Central venous catheter unrelated candidemia influences the outcome of infection in patients with solid tumors.
Elena OrsettiLucia BresciniSara MazzantiFrancesca TraveGianluca MorroniAntonella PocognoliRossana BerardiFrancesco BarchiesiPublished in: European journal of clinical microbiology & infectious diseases : official publication of the European Society of Clinical Microbiology (2019)

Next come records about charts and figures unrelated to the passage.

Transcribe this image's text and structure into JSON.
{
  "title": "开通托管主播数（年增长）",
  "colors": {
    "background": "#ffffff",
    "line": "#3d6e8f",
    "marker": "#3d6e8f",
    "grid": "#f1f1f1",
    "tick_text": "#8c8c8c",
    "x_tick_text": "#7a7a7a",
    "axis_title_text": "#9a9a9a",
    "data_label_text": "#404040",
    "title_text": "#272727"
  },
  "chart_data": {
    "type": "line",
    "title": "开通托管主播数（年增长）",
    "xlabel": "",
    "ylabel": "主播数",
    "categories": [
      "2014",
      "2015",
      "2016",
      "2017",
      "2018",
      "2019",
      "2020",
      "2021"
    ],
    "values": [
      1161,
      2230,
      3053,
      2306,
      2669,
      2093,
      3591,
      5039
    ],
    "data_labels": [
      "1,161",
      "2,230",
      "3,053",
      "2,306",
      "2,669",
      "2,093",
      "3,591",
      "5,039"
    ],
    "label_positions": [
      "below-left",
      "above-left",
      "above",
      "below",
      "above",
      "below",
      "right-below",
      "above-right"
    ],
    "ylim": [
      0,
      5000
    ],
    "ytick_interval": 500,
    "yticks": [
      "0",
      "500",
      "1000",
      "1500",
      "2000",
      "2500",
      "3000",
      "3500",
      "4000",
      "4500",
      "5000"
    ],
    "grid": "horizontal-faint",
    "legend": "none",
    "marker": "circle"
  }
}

Systemic infections due to Candida spp. is common among immunocompromised patients, including those with solid tumors (ST). Clinical characteristics of candidemia in 114 patients with ST were compared with those of 249 candidemic patients without ST (non-ST). Patients with ST were more likely to be hospitalized in medical departments, to have a significantly higher Charlson's score and to undergo a significantly later central venous catheter (CVC) removal (P < 0.001). Similarly, the use of total parenteral nutrition was more common in ST patients (P = 0.026). Although there was a trend toward a more appropriate use of antifungal therapy in ST (60%) than in non-ST patients (49%), the difference was not statistically significant (P = 0.059). Thirty-day mortality was significantly higher in ST (49%) than in non-ST patients (36%, P = 0.016). Multivariate analysis showed that either higher age or septic shock was an independent risk factor for mortality in both groups of patients. Conversely, a CVC-unrelated candidemia represented an independent risk factor for mortality in ST patients (HR 3.581 [CI 95% 1.412-9.087, P = 0.007]). Overall, these data show that candidemia in ST patients is characterized by an extremely high mortality rate.